Jenkins-powered. The KubeSphere DevOps system is built with Jenkins as the engine, which is abundant in plugins. On top of that, Jenkins provides an enabling environment for extension development, making it possible for the DevOps team to work smoothly across the whole process (developing, testing, building, deploying, monitoring, logging, notifying, etc.) in a unified platform. The KubeSphere account can also be used for the built-in Jenkins, meeting the demand of enterprises for multi-tenant isolation of CI/CD pipelines and unified authentication.
Convenient built-in tools. Users can easily take advantage of automation tools (e.g. Binary-to-Image and Source-to-Image) even without a thorough understanding of how Docker or Kubernetes works. They only need to submit a registry address or upload binary files (e.g. JAR/WAR/Binary). Ultimately, services will be released to Kubernetes automatically without any coding in a Dockerfile.
For more information, see DevOps User Guide.
Fine-grained access control
KubeSphere supports fine-grained access control across different levels, including clusters, workspaces and projects. Users with specific roles can operate on different resources.
Self-defined. Apart from system roles, KubeSphere empowers users to define their roles with a spectrum of operations that they can assign to tenants. This meets the need of enterprises for detailed task allocation as they can decide who should be responsible for what while not being affected by irrelevant resources.
Secure. As tenants at different levels are completely isolated from each other, they can share resources while not affecting one another. The network can also be completely isolated to ensure data security.
For more information, see Role and Member Management in Workspaces and Projects respectively.
Out-of-box microservices governance
On the back of Istio, KubeSphere features multiple grayscale strategies.
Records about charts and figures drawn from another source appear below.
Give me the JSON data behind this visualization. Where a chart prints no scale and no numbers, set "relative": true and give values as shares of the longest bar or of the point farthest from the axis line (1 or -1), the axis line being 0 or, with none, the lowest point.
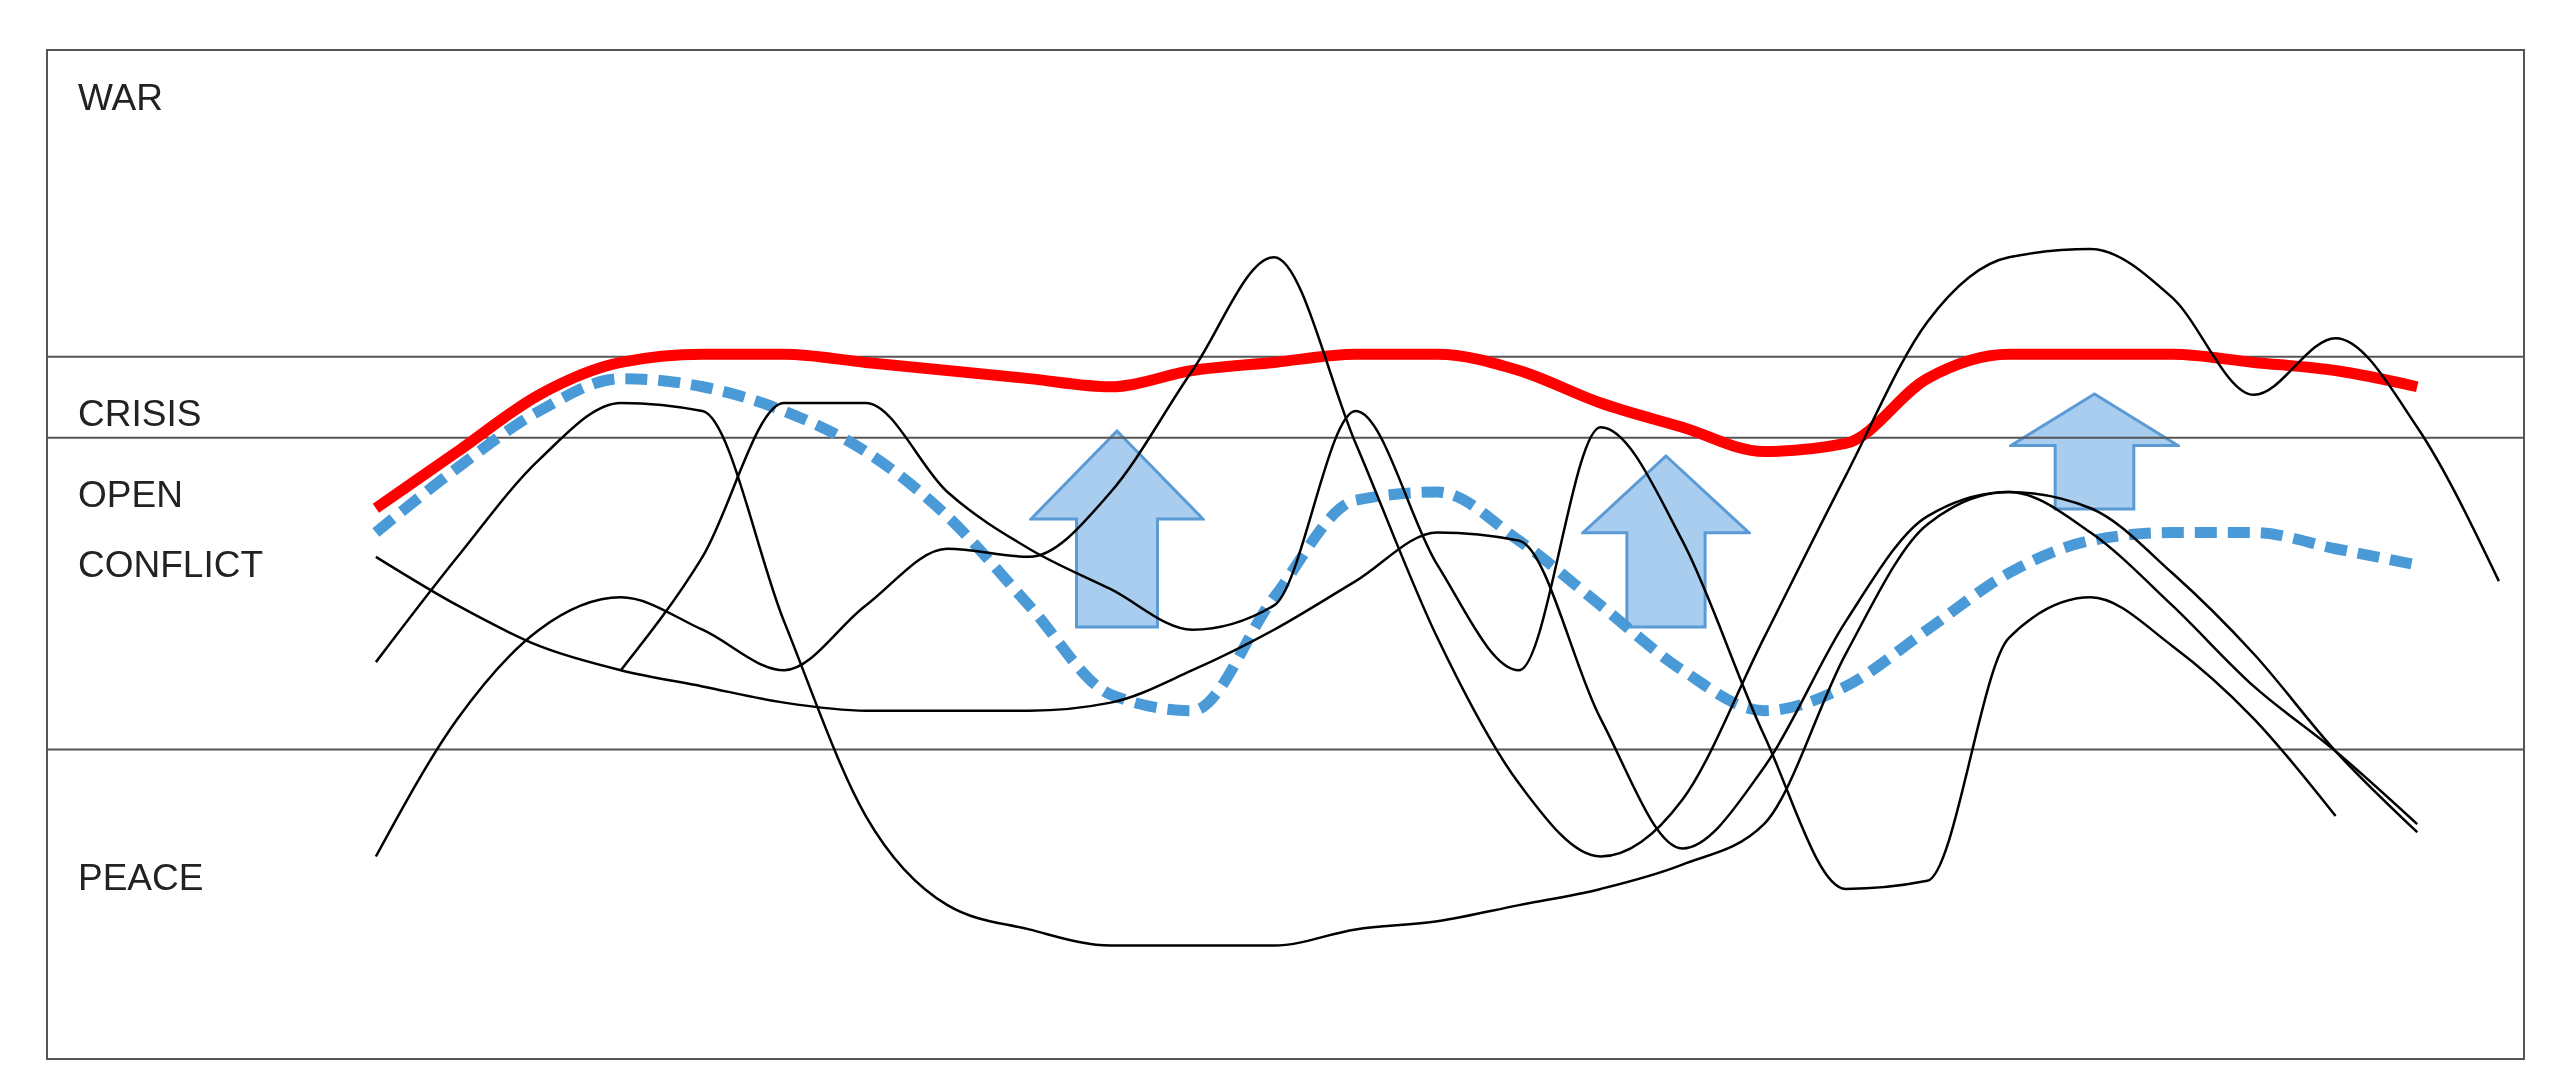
{
  "chart_data": {
    "type": "line",
    "relative": true,
    "categories": [
      null,
      null,
      null,
      null,
      null,
      null,
      null,
      null,
      null,
      null,
      null,
      null,
      null,
      null,
      null,
      null,
      null,
      null,
      null,
      null,
      null,
      null,
      null,
      null,
      null,
      null,
      null
    ],
    "series": [
      {
        "color": "#ff0000",
        "values": [
          0.68,
          0.75,
          0.82,
          0.86,
          0.87,
          0.87,
          0.86,
          0.85,
          0.84,
          0.83,
          0.85,
          0.86,
          0.87,
          0.87,
          0.85,
          0.81,
          0.78,
          0.75,
          0.76,
          0.84,
          0.87,
          0.87,
          0.87,
          0.86,
          0.85,
          0.83,
          null
        ]
      },
      {
        "color": "#4a9ad8",
        "line_style": "dashed",
        "values": [
          0.65,
          0.73,
          0.8,
          0.84,
          0.83,
          0.8,
          0.75,
          0.67,
          0.56,
          0.45,
          0.43,
          0.57,
          0.69,
          0.7,
          0.64,
          0.56,
          0.48,
          0.43,
          0.46,
          0.53,
          0.6,
          0.64,
          0.65,
          0.65,
          0.63,
          0.61,
          null
        ]
      },
      {
        "color": "#000000",
        "values": [
          0.62,
          0.56,
          0.51,
          0.48,
          0.46,
          0.44,
          0.43,
          0.43,
          0.43,
          0.44,
          0.48,
          0.53,
          0.59,
          0.65,
          0.64,
          0.42,
          0.26,
          0.36,
          0.54,
          0.67,
          0.7,
          0.65,
          0.56,
          0.46,
          0.38,
          0.29,
          null
        ]
      },
      {
        "color": "#000000",
        "values": [
          0.49,
          0.62,
          0.74,
          0.81,
          0.8,
          0.54,
          0.3,
          0.19,
          0.16,
          0.14,
          0.14,
          0.14,
          0.16,
          0.17,
          0.19,
          0.21,
          0.24,
          0.29,
          0.5,
          0.66,
          0.7,
          0.68,
          0.6,
          0.5,
          0.38,
          0.28,
          null
        ]
      },
      {
        "color": "#000000",
        "values": [
          0.25,
          0.42,
          0.53,
          0.57,
          0.53,
          0.48,
          0.56,
          0.63,
          0.62,
          0.7,
          0.85,
          0.99,
          0.76,
          0.52,
          0.34,
          0.25,
          0.32,
          0.52,
          0.72,
          0.91,
          0.99,
          1,
          0.94,
          0.82,
          0.89,
          0.78,
          0.59
        ]
      },
      {
        "color": "#000000",
        "values": [
          null,
          null,
          null,
          0.48,
          0.62,
          0.81,
          0.81,
          0.7,
          0.63,
          0.58,
          0.53,
          0.56,
          0.8,
          0.61,
          0.48,
          0.78,
          0.64,
          0.4,
          0.21,
          0.22,
          0.52,
          0.57,
          0.51,
          0.42,
          0.3,
          null,
          null
        ]
      }
    ],
    "ref_lines": [
      {
        "axis": "y",
        "value": 0.382
      },
      {
        "axis": "y",
        "value": 0.767
      },
      {
        "axis": "y",
        "value": 0.867
      }
    ],
    "annotations": [
      "WAR",
      "CRISIS",
      "OPEN CONFLICT",
      "PEACE"
    ],
    "legend": false,
    "grid": false,
    "marker": "none"
  }
}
All these features are out of the box, which means consistent user experiences without any code hacking. Here are two major advantages of microservices governance, or service mesh in KubeSphere:
- Comprehensive. KubeSphere provides users with a well-diversified portfolio of solutions to traffic management, including canary release, blue-green deployment, traffic mirroring and circuit breaking.
- Visualized. With a highly interactive web console, KubeSphere allows users to view how microservices interconnect with each other in a straightforward way. This helps users to monitor apps, locate failures, and improve performance.
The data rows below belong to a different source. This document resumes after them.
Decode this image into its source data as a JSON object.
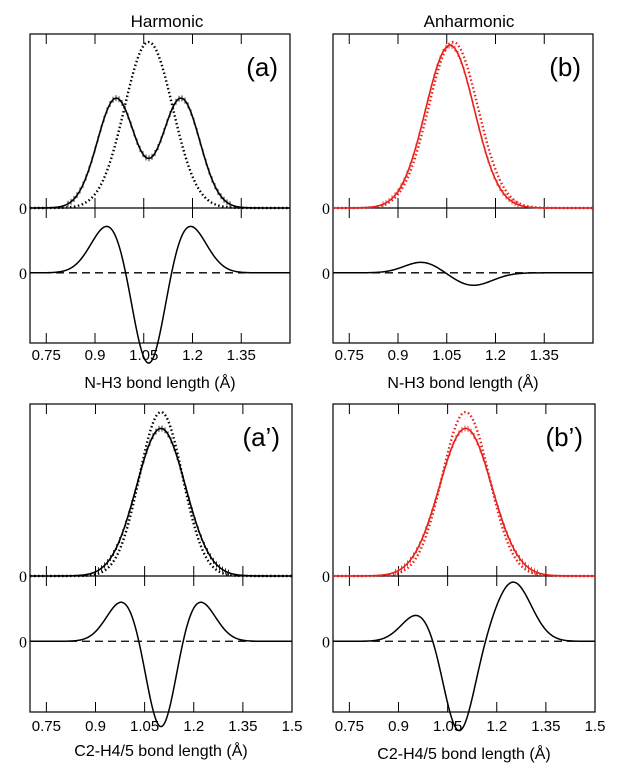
{
  "figure": {
    "col_titles": [
      "Harmonic",
      "Anharmonic"
    ],
    "zero_tick_label": "0"
  },
  "chart_data": [
    {
      "id": "a",
      "type": "line",
      "panel_label": "(a)",
      "xlabel": "N-H3 bond length (Å)",
      "xlim": [
        0.7,
        1.5
      ],
      "xticks": [
        0.75,
        0.9,
        1.05,
        1.2,
        1.35
      ],
      "xtick_labels": [
        "0.75",
        "0.9",
        "1.05",
        "1.2",
        "1.35"
      ],
      "color": "#000000",
      "top": {
        "ylim": [
          0,
          1.0
        ],
        "solid": [
          {
            "a": 0.66,
            "mu": 0.965,
            "s": 0.058
          },
          {
            "a": 0.66,
            "mu": 1.165,
            "s": 0.058
          }
        ],
        "dotted": [
          {
            "a": 1.0,
            "mu": 1.065,
            "s": 0.074
          }
        ]
      },
      "bottom": {
        "ylim": [
          -1.2,
          0.65
        ],
        "diff": [
          {
            "a": -1.1,
            "mu": 1.065,
            "s": 0.048
          },
          {
            "a": 0.55,
            "mu": 0.945,
            "s": 0.055
          },
          {
            "a": 0.55,
            "mu": 1.185,
            "s": 0.055
          }
        ]
      }
    },
    {
      "id": "b",
      "type": "line",
      "panel_label": "(b)",
      "xlabel": "N-H3 bond length (Å)",
      "xlim": [
        0.7,
        1.5
      ],
      "xticks": [
        0.75,
        0.9,
        1.05,
        1.2,
        1.35
      ],
      "xtick_labels": [
        "0.75",
        "0.9",
        "1.05",
        "1.2",
        "1.35"
      ],
      "color": "#e8201b",
      "top": {
        "ylim": [
          0,
          1.0
        ],
        "solid": [
          {
            "a": 0.98,
            "mu": 1.06,
            "s": 0.075
          }
        ],
        "dotted": [
          {
            "a": 1.0,
            "mu": 1.07,
            "s": 0.076
          }
        ]
      },
      "bottom": {
        "ylim": [
          -1.2,
          0.65
        ],
        "diff": [
          {
            "a": 0.12,
            "mu": 0.975,
            "s": 0.055
          },
          {
            "a": -0.14,
            "mu": 1.13,
            "s": 0.06
          }
        ]
      }
    },
    {
      "id": "a2",
      "type": "line",
      "panel_label": "(a’)",
      "xlabel": "C2-H4/5 bond length (Å)",
      "xlim": [
        0.7,
        1.5
      ],
      "xticks": [
        0.75,
        0.9,
        1.05,
        1.2,
        1.35,
        1.5
      ],
      "xtick_labels": [
        "0.75",
        "0.9",
        "1.05",
        "1.2",
        "1.35",
        "1.5"
      ],
      "color": "#000000",
      "top": {
        "ylim": [
          0,
          1.0
        ],
        "solid": [
          {
            "a": 0.9,
            "mu": 1.1,
            "s": 0.075
          }
        ],
        "dotted": [
          {
            "a": 1.0,
            "mu": 1.1,
            "s": 0.066
          }
        ]
      },
      "bottom": {
        "ylim": [
          -1.2,
          0.65
        ],
        "diff": [
          {
            "a": -1.0,
            "mu": 1.1,
            "s": 0.043
          },
          {
            "a": 0.45,
            "mu": 0.985,
            "s": 0.05
          },
          {
            "a": 0.45,
            "mu": 1.215,
            "s": 0.05
          }
        ]
      }
    },
    {
      "id": "b2",
      "type": "line",
      "panel_label": "(b’)",
      "xlabel": "C2-H4/5 bond length (Å)",
      "xlim": [
        0.7,
        1.5
      ],
      "xticks": [
        0.75,
        0.9,
        1.05,
        1.2,
        1.35,
        1.5
      ],
      "xtick_labels": [
        "0.75",
        "0.9",
        "1.05",
        "1.2",
        "1.35",
        "1.5"
      ],
      "color": "#e8201b",
      "top": {
        "ylim": [
          0,
          1.0
        ],
        "solid": [
          {
            "a": 0.9,
            "mu": 1.105,
            "s": 0.08
          }
        ],
        "dotted": [
          {
            "a": 1.0,
            "mu": 1.105,
            "s": 0.072
          }
        ]
      },
      "bottom": {
        "ylim": [
          -1.2,
          0.65
        ],
        "diff": [
          {
            "a": -1.0,
            "mu": 1.085,
            "s": 0.045
          },
          {
            "a": 0.3,
            "mu": 0.96,
            "s": 0.05
          },
          {
            "a": 0.65,
            "mu": 1.25,
            "s": 0.055
          }
        ]
      }
    }
  ]
}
KubeSphere aims to make service-to-service calls within the microservices architecture reliable and fast. For more information, see Project User Guide.
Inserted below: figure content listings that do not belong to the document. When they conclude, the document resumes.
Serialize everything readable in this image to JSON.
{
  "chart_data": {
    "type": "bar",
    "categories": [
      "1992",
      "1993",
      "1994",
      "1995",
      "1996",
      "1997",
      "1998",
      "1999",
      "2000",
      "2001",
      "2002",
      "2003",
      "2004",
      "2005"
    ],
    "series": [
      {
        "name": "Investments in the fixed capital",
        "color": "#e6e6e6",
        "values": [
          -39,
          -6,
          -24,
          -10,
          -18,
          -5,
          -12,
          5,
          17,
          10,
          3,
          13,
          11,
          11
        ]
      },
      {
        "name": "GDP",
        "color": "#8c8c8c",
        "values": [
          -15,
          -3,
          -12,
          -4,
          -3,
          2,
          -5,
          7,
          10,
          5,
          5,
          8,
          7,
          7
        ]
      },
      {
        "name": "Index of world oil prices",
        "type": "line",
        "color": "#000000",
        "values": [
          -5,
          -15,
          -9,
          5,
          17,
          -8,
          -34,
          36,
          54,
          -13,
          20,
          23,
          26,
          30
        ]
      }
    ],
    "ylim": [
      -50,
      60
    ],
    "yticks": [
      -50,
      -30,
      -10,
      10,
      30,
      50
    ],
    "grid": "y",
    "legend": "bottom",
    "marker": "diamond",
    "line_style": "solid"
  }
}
Vibrant open source community
As an open-source project, KubeSphere represents more than just a container platform for app deployment and distribution. The KubeSphere team believes that a true open-source model focuses more on sharing, discussions and problem solving with everyone involved. Together with partners, ambassadors and contributors, and other community members, the KubeSphere team files issues, submits pull requests, participates in meetups, and exchanges ideas of innovation.
The KubeSphere community has the capabilities and technical know-how to help you share the benefits that the open-source model can offer. More importantly, it is home to open-source enthusiasts from around the world who make everything here possible.
Partners. KubeSphere partners play a critical role in KubeSphere’s go-to-market strategy. They can be app developers, technology companies, cloud providers or go-to-market partners, all of whom drive the community ahead in their respective aspects.
Ambassadors. As community representatives, ambassadors promote KubeSphere in a variety of ways (e.g. activities, blogs and user cases) so that more people can join the community.
Contributors. KubeSphere contributors help the whole community by contributing to code or documentation. You don’t need to be an expert while you can still make a difference even it is a minor code fix or language improvement.